As recounted in a report by the advocacy group Public Citizen, in the 1980s state water officials devised a plan to ease the impact of future droughts by collecting excess water during rainy years and storing it underground.
The water was to be pumped south via the California Aqueduct, then put into a vast aquifer in Kern County that could hold a year’s water supply for one million homes.
The state spent about $75 million to buy a 20,000-acre site and to design the water bank. But in 1994, state water officials transferred the water bank site to the local Kern County Water Agency in exchange for significant water rights, Resnick said. The water agency developed the water bank in partnership with four other public agencies and one private business – a subsidiary of Paramount Farms. Paramount wound up controlling a 48 percent share of the bank.
Resnick said the state had been unable to develop the water bank and gave up on the project. The local agencies and his company spent about $50 million to engineer the project and make the bank a success, he said.
Paramount’s control of the bank continues to infuriate some environmentalists. In recent dry years, the bank sold some of its stored water back to the state at a premium, Public Citizen reported.
“Resnick likes to call himself a farmer, but he is in the business of selling public water, with none of the profits returned to the taxpayers,” says Walter Shubin, a director of the Revive the San Joaquin environmental group in Fresno.
A supportive community
When she first emerged as a statewide candidate in the 1990 governor’s race,Feinstein made little headway in the Central Valley, and she was defeated by Wilson. After she was elected to the Senate two years later, Feinstein set out to befriend farmers.
Her attention to agriculture and water issues has paid off, says Dan Schnur, director of the Unruh Institute of Politics at USC and a former Wilson aide
“That community has been very supportive of her, much more for her than for most statewide Democrats,” Schnur says.
The Resnicks contributed $4,000 to Feinstein’s 1994 re-election campaign. When she ran again in 2000, they gave her $7,000. Resnick also donated $225,000 to Democratic political committees that were active in key Democratic races.
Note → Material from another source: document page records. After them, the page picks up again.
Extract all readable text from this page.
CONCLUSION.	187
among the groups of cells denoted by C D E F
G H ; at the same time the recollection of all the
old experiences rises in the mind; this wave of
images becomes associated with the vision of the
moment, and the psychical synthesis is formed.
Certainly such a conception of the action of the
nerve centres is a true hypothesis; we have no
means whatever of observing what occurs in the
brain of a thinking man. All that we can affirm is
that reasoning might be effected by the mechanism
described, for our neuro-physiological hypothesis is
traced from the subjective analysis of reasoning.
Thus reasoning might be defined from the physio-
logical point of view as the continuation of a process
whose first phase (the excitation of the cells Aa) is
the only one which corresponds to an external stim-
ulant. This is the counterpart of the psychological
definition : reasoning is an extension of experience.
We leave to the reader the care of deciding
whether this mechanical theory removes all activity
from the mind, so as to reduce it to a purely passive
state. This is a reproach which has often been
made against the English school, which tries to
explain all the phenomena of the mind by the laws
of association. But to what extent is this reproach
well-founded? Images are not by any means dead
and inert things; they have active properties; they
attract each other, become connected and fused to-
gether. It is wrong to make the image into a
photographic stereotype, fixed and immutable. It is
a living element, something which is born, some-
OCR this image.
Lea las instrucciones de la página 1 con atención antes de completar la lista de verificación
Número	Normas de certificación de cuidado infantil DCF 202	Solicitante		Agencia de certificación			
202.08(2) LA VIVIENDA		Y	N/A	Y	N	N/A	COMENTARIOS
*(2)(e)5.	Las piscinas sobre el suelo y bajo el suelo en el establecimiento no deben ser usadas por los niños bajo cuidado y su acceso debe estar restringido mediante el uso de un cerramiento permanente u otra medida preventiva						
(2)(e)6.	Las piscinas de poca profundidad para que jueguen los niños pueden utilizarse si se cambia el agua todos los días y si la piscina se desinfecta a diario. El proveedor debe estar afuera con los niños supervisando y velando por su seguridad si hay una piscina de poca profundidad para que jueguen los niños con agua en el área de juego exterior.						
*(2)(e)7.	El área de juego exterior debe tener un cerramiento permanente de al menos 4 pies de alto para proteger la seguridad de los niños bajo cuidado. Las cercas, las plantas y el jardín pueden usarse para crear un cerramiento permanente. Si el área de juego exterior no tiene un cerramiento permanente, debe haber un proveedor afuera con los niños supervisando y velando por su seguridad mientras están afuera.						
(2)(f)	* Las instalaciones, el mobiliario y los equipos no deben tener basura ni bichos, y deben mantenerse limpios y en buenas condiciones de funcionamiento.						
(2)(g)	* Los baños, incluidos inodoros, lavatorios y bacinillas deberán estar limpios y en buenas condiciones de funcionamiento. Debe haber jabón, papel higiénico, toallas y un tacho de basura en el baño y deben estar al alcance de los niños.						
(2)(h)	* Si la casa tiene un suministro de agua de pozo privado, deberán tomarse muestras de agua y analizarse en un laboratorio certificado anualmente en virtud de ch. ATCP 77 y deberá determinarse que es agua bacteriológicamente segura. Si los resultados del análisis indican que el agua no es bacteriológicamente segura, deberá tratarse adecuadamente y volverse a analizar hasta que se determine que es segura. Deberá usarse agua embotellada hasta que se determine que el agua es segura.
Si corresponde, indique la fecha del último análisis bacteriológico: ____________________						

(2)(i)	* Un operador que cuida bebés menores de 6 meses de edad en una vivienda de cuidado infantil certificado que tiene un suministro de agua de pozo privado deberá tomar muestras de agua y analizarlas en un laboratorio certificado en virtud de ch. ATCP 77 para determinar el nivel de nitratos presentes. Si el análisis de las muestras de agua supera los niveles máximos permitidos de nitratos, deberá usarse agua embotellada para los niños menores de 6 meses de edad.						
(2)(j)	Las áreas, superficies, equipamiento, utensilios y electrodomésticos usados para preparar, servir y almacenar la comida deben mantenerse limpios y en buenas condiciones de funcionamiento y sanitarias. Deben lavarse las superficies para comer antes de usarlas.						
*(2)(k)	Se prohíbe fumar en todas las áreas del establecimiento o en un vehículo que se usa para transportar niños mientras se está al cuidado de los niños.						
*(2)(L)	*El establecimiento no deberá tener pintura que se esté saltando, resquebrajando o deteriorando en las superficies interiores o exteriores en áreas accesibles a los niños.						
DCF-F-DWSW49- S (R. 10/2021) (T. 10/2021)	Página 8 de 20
Resnick said he first got to know Feinstein personally 10 or 12 years ago because the senator also has a second home in Aspen.
In August 2000, when the Democratic National convention was in Los Angeles, the Resnicks hosted a cocktail party for Feinstein in their home. Among the guests were the singer Nancy Sinatra, then-Gov. Davis and former President Jimmy Carter, the Los Angeles Times reported.
In 2007, they gave $10,000 to the Fund for the Majority, Feinstein’s political action committee. In June, another committee to which Resnick has contributed, the California Citrus Mutual PAC, spent $2,500 to host a fundraiser for Feinstein, records show.
Feinstein also socializes with the Resnicks. Arianna Huffington, the blog editor and former candidate for governor, told the New York Observer in 2006 that she has pent New Year’s with Feinstein at the Resnicks’ home in Aspen. “We wore silly hats and had lots of streamers and everything,” she said of the party.
On Aug. 26, Feinstein met with growers and water agency officials in Coalinga, Fresno County. While there, she told the Fresno Bee that she wanted the U.S. Interior Department to reconsider the biological opinions underlying the Delta protection plan.
The following week, she received the letter from Resnick, which was first reported by the Contra Costa Times. She then sent her own letters to Interior Secretary Salazar and U.S. Commerce Secretary Gary Locke. Days later, the administration agreed to pay $750,000 to have the National Academy of Sciences re-study the scientific issues underlying the Delta protection plan.
Last month, state lawmakers enacted a package of measures aimed at reforming the state’s outmoded water allocation system. The centerpiece – an $11 billion bond to build new dams and canals – must be approved by voters.